‘Sport & Politics’ publishes a special magazine about Andrew Jennings
53 authors from 17 different countries have contributed to a special issue of the magazine ‘Sports & Politics’ about the life and journalism of Andrew Jennings who passed away earlier this year. At the same time, the magazine provides a fascinating insight into the rise of journalism about sports politics over the past 30 years.
In 2011, investigative journalists Andrew Jennings and Jens Weinreich received the Play the Game Award for their work on ‘documenting and bringing the enormous levels of mismanagement and corruption in the world’s leading sports organisations into public view’, as the nomination read.
It was fitting that the two got the award together. They were close colleagues and friends, and when Jennings died at the age of 78 in January 2022, Weinreich mobilised their shared network of journalists, academics, and sport leaders – friends as well as a few foes – to contribute within a few short weeks to a major written tribute to a man who everyone agrees was a formidable journalist and force for change in the world of sports governance.
The tribute is published in the form of an 81 pages long special issue of Weinreich’s magazine ‘Sport and Politics’ with texts by 53 authors from 17 different countries.

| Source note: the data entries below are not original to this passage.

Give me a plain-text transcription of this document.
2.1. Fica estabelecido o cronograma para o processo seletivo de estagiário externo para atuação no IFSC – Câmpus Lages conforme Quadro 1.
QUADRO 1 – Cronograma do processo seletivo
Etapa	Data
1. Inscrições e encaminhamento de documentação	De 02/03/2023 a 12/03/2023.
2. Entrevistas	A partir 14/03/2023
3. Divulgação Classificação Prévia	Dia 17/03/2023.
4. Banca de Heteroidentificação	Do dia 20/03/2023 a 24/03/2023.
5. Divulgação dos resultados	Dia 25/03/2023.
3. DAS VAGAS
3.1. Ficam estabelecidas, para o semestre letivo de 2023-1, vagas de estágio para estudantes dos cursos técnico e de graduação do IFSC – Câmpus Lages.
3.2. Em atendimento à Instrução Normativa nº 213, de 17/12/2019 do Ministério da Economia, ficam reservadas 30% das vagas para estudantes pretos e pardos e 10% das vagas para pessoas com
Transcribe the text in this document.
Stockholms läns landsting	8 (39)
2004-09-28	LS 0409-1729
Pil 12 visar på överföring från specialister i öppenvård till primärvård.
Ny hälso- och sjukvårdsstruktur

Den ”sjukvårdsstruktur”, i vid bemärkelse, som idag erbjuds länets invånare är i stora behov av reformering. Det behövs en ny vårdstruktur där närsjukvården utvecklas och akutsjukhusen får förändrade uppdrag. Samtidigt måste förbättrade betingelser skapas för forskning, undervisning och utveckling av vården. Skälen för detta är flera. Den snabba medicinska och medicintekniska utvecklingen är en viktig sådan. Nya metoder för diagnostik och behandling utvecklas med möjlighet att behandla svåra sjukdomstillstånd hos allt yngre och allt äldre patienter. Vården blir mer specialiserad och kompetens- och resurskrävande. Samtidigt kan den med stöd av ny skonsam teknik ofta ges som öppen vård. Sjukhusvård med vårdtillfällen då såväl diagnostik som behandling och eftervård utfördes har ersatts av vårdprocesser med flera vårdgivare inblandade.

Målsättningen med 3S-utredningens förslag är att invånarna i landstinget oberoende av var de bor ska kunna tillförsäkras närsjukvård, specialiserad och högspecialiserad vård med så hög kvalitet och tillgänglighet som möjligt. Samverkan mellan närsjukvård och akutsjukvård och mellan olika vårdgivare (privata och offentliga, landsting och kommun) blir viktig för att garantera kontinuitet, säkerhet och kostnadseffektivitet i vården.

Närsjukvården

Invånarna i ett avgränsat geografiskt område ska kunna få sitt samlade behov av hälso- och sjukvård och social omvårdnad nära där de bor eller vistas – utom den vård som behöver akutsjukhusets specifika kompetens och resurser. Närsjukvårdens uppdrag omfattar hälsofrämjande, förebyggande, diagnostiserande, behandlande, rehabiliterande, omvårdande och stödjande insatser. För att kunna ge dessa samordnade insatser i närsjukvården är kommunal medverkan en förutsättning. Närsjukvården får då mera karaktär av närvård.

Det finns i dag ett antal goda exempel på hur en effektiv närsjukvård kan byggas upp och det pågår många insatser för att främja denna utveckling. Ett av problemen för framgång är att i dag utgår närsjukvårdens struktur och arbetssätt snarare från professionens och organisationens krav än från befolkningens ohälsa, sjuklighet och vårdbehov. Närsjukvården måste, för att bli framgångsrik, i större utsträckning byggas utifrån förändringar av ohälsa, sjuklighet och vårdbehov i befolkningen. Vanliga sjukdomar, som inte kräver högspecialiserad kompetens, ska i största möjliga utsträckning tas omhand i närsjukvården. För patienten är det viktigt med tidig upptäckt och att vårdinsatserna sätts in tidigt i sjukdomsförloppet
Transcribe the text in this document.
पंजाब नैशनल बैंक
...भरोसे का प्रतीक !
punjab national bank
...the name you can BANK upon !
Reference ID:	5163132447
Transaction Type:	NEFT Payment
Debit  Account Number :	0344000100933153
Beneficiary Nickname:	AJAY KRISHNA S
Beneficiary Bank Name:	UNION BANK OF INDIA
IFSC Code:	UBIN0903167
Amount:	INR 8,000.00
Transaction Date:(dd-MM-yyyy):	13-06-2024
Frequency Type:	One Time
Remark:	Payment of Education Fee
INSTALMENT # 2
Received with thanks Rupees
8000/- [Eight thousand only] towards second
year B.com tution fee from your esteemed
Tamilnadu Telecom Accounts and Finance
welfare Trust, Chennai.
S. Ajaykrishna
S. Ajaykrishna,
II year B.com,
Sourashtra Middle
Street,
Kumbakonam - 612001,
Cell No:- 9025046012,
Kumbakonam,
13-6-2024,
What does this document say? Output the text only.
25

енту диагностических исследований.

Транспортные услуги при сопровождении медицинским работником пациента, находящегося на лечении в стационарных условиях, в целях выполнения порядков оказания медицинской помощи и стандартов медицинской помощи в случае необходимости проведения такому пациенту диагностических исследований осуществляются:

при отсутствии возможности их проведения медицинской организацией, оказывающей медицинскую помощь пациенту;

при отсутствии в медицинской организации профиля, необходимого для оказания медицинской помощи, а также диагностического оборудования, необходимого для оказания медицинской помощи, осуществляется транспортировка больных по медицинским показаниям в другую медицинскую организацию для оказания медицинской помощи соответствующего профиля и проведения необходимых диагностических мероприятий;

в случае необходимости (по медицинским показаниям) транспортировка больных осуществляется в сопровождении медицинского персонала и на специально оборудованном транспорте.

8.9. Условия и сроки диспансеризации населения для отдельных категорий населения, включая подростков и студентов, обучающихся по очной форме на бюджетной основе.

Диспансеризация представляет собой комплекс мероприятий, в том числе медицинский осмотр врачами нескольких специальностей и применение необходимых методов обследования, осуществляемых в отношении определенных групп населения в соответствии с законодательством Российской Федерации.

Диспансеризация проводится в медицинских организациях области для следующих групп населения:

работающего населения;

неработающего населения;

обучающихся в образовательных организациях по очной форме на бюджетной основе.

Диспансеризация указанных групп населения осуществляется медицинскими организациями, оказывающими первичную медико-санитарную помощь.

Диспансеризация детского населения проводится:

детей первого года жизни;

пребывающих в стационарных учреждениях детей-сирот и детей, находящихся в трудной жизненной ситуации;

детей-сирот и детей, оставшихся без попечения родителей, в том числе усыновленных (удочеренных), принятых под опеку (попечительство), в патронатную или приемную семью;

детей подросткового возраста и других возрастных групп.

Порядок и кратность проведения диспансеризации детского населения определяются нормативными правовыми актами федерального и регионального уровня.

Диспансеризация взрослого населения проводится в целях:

The cover of the special issue of 'Sport & Politics'
The intention has not been to produce an exhaustive account of Jennings work, writes Weinreich in his editorial, but he believes that anyone who wants to understand the revolution in investigative sports politics reporting and the significance of Andrew Jennings over the 30 years that have passed since the publication of ‘The Lord of the Rings’ by Jennings and co-author Vyv Simson should read the texts carefully: “More than 50 pieces of the puzzle fit together to form a great whole.”
The pieces not only form a whole, but it is also a multidimensional puzzle, Weinreich has put together with the help from people who knew Jennings well and admired him as well as people who had been on the receiving end of his journalistic attention such as former FIFA president Sepp Blatter.
“With his books and articles, he held up a mirror to us – and even if I disagree with much of what he wrote, I take my hat off to him,” writes Blatter and adds: “When I look at what is happening in FIFA today, I would be glad if Andrew Jennings were still here.”
How to get the documents
The magazine allows not only those who knew Jennings well to reminisce but also gives new readers an opportunity to enter the intertwined worlds of Jennings and sports politics through well-written and often entertaining articles that detail some of the unbelievable stories that Jennings either uncovered himself or helped others uncover.
The magazine also contains many stories about Andrew Jennings as a man, a friend, a mentor, and above all as an uncompromising journalist that eschewed press conferences and media handouts.
His journalistic approach and methodologies are covered in several articles that focus on his insistence on getting the incriminating documents that always formed the basis of his work. And how do you do that? The magazine reprints an article that Jennings wrote for “The Global Investigative Journalism Casebook’ published by UNESCO where he explains his methods in that personal style that ruffled a fair number of feathers over the years:
“Go to a press conference chaired by Mr. Big & Nasty. Don’t dress as smartly as the press pack. Silk ties are a career killer. Be a killer. Stand up and accuse Mr. Big of whatever takes your fancy; bribe-taking, paedophilia, the list is yours to write. You are sending a message to the employees who, if Mr. Big is as big a bastard as you suspect, will be a sordid nightmare to work for. Bullying the men and feeling up the women … You are signalling that you don’t give a f… for his big b…, you only turned up because you’re looking for a fight. … If you’ve given a good performance, the documents should start to flow.”
The importance of journalism
The documents flowed in Jennings’ direction for many years where he painstakingly collected and organised them, and with great patience extracted and published stories about the bad men in sport which eventually led to the downfall of many corrupt officials in FIFA.
One of the articles in the magazine is written by special agent Steven Berryman who led the worldwide investigation by the US Department of the Treasury into tax, international money laundering, and corruption in sports governance within FIFA. For him the investigation began when he read an article by Jennings in 2011 about FIFA corruption and culminated in late May 2015 with charges and arrests of several FIFA officials in Switzerland, and in other countries in South America, Central America, and the Caribbean.
“Please know that much of this may have never come to light were it not for the tenacious and dedicated research and reporting over the decades of investigative journalists the world over, with this especially being true of the departed, but never forgotten, Andrew Jennings,” writes Berrryman.
At Play the Game 2022, Jennings as well as investigative journalism will be celebrated when conference participants are invited to “An evening out with Andrew Jennings”. Here stories about his life and career will be mixed with discussions about how investigative sports journalism can best be supported and developed in the years to come.